# Smoked Pork Loin



## OldCootHillbilly (Jul 9, 2010)

I smoked up over 30 pounds a boneless pork loin. Tastey stuff. I got it all sliced taday, mosta it thin fer sammies, some thicker fer breakfest an all them little leftover bits an pieces don't gota waste. I pack them up an add em ta a nice cheddar cheese soup!

So here it all be:



When yer slicin that much stuff, the commercial slicer be a bitta heaven!


----------



## bacpacker (Jul 15, 2011)

What time is supper Coot? That looks nice!


----------



## Sentry18 (Aug 5, 2012)

You're killing me Coot. You're killing me.


----------



## 21601mom (Jan 15, 2013)

I'll second Sentry's comment!

I've been looking at food slicers and wonder what size of blade is on your slicer. A 7" from Chef's Choice has been well-reviewed and is within my budget, but I want to be sure that will be big enough for a 8-10 lb roast. Thanks in advance for your thoughts!


----------



## OldCootHillbilly (Jul 9, 2010)

I gotta 60 plus year old commercial slicer. It's gotta 10 inch blade on it. I ain't never had no luck with the smaller home models. Sorry, I can't recommend one ta ya. Folks on the smokin forum I belong ta don't seem ta have great luck with em either.

Shop round a bit, sometimes ya can pick up a older commercial unit fer just a bit more en the home models. Good luck.


----------



## 21601mom (Jan 15, 2013)

OldCootHillbilly said:


> I gotta 60 plus year old commercial slicer. It's gotta 10 inch blade on it. I ain't never had no luck with the smaller home models. Sorry, I can't recommend one ta ya. Folks on the smokin forum I belong ta don't seem ta have great luck with em either.
> 
> Shop round a bit, sometimes ya can pick up a older commercial unit fer just a bit more en the home models. Good luck.

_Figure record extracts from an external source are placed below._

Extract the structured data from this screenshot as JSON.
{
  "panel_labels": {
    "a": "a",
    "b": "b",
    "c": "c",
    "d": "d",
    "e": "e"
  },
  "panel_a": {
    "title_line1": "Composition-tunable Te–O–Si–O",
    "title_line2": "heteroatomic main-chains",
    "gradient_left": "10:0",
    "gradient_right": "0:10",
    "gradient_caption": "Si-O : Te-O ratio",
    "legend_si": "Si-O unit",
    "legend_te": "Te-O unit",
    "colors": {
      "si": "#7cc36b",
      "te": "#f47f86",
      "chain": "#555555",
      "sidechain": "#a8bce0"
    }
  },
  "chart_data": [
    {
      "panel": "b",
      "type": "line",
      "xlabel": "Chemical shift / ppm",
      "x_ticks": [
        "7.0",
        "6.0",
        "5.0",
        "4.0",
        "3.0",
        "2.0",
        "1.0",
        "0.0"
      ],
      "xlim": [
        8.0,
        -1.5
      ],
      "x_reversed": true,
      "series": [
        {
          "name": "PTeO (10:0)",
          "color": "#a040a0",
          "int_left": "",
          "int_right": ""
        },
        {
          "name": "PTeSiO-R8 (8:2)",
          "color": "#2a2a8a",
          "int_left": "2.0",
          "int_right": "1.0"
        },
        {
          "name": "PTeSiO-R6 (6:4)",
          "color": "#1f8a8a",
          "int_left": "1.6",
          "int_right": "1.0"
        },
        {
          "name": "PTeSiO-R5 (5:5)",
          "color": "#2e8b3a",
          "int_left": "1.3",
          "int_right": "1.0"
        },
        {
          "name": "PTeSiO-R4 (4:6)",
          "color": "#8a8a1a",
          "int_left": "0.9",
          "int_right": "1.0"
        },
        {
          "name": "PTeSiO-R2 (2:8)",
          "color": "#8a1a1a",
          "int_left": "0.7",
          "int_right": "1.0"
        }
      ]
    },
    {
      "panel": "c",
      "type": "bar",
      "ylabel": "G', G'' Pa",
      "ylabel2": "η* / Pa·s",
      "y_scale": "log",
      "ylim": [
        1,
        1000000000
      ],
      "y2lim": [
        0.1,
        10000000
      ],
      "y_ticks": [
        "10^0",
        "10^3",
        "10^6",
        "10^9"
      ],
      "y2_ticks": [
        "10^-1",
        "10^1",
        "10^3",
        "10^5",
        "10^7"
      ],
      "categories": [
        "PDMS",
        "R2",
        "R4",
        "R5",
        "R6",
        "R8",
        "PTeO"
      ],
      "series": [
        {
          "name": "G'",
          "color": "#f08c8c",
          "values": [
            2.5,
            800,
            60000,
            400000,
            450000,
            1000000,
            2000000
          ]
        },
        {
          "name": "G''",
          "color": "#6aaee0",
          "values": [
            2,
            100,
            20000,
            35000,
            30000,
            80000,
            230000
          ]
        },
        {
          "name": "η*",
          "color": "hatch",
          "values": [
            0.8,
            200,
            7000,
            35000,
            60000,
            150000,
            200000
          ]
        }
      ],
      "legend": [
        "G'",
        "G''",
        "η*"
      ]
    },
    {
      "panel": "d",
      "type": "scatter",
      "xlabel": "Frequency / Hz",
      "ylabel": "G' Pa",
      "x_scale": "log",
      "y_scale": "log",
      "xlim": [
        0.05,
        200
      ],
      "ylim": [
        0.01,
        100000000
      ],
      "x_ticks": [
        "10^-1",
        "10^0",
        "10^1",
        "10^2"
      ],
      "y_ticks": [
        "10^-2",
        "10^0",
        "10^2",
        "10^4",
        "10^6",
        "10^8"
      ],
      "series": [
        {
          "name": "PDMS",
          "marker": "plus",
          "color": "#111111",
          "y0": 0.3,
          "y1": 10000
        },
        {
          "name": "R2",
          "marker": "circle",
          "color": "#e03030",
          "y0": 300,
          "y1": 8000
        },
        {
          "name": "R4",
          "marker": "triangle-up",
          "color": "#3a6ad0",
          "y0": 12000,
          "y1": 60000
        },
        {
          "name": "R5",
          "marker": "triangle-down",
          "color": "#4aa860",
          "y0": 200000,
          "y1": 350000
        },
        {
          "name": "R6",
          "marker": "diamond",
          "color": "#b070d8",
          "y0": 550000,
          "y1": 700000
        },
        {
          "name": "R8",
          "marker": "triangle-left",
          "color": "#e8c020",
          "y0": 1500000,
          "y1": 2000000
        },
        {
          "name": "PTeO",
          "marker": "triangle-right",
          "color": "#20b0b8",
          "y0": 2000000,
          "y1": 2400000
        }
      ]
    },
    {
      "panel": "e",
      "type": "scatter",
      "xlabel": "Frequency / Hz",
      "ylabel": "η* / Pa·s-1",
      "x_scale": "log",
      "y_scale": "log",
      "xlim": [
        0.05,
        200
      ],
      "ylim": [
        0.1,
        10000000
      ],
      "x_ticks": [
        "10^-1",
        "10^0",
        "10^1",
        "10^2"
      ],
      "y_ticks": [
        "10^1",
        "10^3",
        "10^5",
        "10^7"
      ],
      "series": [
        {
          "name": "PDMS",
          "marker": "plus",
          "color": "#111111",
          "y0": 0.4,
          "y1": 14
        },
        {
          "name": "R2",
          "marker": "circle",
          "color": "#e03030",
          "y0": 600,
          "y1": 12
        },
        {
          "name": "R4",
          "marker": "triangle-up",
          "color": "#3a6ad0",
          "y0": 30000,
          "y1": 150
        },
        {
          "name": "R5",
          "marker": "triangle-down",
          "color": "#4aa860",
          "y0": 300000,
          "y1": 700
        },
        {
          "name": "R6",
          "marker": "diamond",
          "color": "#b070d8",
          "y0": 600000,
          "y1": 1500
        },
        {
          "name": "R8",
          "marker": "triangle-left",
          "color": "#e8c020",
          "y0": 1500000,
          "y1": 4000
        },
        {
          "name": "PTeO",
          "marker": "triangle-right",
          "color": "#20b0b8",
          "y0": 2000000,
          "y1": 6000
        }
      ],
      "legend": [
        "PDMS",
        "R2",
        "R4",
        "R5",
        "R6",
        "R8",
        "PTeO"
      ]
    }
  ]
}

Thanks so much for the advise!!

Your advise (spring 2013) on the dehydrator and jar seals was so helpful; I've been running my dehydrator every weekend since spring time! Most of this is stored, but my family can't keep their hands off the jerky. I'm sure they would thank you too!


----------



## OldCootHillbilly (Jul 9, 2010)

Glad ta hep whenever I can.


----------



## timmie (Jan 14, 2012)

OldCootHillbilly said:


> I smoked up over 30 pounds a boneless pork loin. Tastey stuff. I got it all sliced taday, mosta it thin fer sammies, some thicker fer breakfest an all them little leftover bits an pieces don't gota waste. I pack them up an add em ta a nice cheddar cheese soup!
> 
> So here it all be:
> 
> ...


so are you canning or freezing?


----------



## OldCootHillbilly (Jul 9, 2010)

Freeze. Be fer lunch's an breakfest. Ifin I can pork I smoke some butts then can. Next batch I do I'll post it up.


----------